I have a question about how to make Ethos-U NPU work on a ARM Cortex-A + Cortex-M processor. First, I found ethos-u-linux-driver-stack and ethos-u-core-software on https://git.mlplatform.org/.
1. I know ethos-u-linux-driver-stack is Ethos-U kernel driver. Should it be integrated into the Linux OS running on Cortex-A or be integrated into the Linux OS running on Cortex-M? I am nor clear about which core it need to perform on.
2. For ethos-u-core-software, how to run it? I did't find the detail steps to run it. Does it run on NPU or any core?
3. Except the above two repos, is there any other repo necessory to make Ethos-U NPU work on an ARM Cortex-A + Cortex-M processor?
Thanks for your suggestion in advance.
I would like to divide this answer into two parts.
The Arm Ethos-U NPU driver is OS agnostic and does not use any OS specific primitives (like mutex, queues, etc). It consequently can be paired up with any RTOS. You spawn a thread that drive the TFLu runtime from within the thread. I would even go one step further and say that it is recommended to use a RTOS. So yes, you can use FreeRTOS or any other RTOS you prefer.
What is not (yet) supported are user facing OS APIs. The APIs would be used by applications to schedule inferneces, and implemented by drivers to run inferences on the physical device. The APIs would provide hardware abstraction (you do not know which hardware that accelerates your network) and scheduling (multiple applications can share multiple NPUs).

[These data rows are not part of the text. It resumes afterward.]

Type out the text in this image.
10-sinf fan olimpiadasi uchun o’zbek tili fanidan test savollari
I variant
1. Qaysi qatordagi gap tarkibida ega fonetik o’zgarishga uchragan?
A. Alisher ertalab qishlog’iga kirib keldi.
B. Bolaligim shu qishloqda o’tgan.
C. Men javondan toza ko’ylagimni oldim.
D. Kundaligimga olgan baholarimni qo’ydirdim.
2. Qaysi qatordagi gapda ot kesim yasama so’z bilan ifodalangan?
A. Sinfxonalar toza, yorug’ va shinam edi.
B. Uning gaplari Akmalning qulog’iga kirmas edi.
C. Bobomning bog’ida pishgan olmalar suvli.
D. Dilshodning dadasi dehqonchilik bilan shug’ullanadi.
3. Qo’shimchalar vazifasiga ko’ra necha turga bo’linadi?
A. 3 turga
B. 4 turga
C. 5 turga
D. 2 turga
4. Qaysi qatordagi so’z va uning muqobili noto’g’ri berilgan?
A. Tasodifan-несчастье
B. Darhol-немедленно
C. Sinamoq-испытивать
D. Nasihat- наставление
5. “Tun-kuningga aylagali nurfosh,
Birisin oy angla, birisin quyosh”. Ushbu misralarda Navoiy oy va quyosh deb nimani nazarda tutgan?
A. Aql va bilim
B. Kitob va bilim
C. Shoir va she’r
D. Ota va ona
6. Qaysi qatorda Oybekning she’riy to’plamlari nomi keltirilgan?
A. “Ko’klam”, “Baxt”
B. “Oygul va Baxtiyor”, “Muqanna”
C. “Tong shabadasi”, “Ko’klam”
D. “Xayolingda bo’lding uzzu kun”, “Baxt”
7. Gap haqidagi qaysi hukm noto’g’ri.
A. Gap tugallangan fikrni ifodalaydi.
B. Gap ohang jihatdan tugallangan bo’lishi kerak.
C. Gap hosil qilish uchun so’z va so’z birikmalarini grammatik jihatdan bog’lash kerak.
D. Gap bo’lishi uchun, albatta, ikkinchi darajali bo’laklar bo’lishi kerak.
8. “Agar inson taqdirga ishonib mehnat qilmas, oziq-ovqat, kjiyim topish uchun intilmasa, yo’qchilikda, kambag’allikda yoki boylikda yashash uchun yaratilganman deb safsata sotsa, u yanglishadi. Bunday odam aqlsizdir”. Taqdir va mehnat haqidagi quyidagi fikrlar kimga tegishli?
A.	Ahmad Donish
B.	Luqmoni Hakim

Kristofer, according to my understanding about the current code, Tensorflow Lite APIs (for example, interpreter.Invoke) are used by the application and call the ethosu driver in micro/. Are Tensorflow Lite APIs one kind of the user facing OS APIs you mentioned? I am not clear about the user facing OS APIs which is not (yet) supported. Please correct and guide me.
User facing APIs would be part of the OS and should be generic enough to support multiple frameworks (TFLu, TVM, etc). They should allow multiple applications to share NPU resources and ideally provide hardware abstraction (the application is unaware of which hardware that accelerates the network). An application would do an OS call to run an inference, instead of directly calling interpreter.Invoke().
These APIs don't exist today and we do not yet have a clear picture of what they would look like, or if this even is the right way to go. Hardware abstraction might also be difficult to achieve, because networks might have been optimized for a specific hardware.